Como olha para o esforço que o sector está a fazer a nível europeu, nomeadamente no âmbito das organizações a que a APED pertence, como o EuroCommerce?
O EuroCommerce tem um papel fundamental junto dos decisores comunitários na afirmação da importância e do peso económico e social do sector e também na necessidade de alertar para os temas-chave, em particular para o verdadeiro “tsunami regulatório” que a distribuição tem enfrentado nos últimos anos.
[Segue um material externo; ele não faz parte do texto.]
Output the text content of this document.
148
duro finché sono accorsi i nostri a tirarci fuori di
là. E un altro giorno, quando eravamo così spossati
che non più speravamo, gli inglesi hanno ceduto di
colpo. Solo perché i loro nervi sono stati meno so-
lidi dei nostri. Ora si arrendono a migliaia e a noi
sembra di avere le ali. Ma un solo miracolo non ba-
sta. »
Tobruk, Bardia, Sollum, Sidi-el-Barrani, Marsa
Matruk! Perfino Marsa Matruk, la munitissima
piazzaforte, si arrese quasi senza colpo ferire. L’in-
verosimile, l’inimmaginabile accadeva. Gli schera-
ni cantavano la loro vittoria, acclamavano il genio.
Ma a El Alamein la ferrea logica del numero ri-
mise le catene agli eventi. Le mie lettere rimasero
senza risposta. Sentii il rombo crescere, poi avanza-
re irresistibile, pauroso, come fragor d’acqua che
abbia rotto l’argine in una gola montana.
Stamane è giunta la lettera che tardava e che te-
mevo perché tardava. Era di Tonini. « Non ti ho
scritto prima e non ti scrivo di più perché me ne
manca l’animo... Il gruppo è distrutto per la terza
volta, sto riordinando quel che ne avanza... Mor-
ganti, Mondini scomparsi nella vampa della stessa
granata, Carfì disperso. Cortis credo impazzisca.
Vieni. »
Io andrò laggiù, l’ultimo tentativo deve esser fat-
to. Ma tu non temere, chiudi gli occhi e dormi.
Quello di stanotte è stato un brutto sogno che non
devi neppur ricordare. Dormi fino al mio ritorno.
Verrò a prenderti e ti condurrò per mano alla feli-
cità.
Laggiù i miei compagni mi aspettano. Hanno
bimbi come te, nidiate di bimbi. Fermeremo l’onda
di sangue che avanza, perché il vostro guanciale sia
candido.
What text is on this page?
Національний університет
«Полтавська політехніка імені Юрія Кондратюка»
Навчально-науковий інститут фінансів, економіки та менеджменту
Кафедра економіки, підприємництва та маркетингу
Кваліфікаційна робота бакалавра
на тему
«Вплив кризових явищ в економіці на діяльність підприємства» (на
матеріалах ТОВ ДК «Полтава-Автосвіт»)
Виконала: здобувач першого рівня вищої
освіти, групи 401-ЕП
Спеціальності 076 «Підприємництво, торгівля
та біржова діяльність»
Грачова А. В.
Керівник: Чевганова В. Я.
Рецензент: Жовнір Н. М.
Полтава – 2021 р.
Queremos fazer parte da solução, mas é essencial que Bruxelas tenha uma abordagem mais inclusiva na definição de políticas, envolvendo todas as partes interessadas, ouvindo quem está no terreno e dando condições e tempo para uma preparação e aplicação atempadas da nova legislação.

Nesse sentido, em que medida a descarbonização pode constituir um factor de competitividade para Portugal?
A descarbonização não pode ser apenas um conjunto de boas intenções, tem de ser praticada no terreno. A abordagem à descarbonização através do Roteiro da APED tem enormes vantagens, não só em termos de resiliência e antecipação dos riscos regulatórios, mas também pelo facto de constituir uma oportunidade para reforçar a colaboração e melhorar a competitividade das empresas no mercado.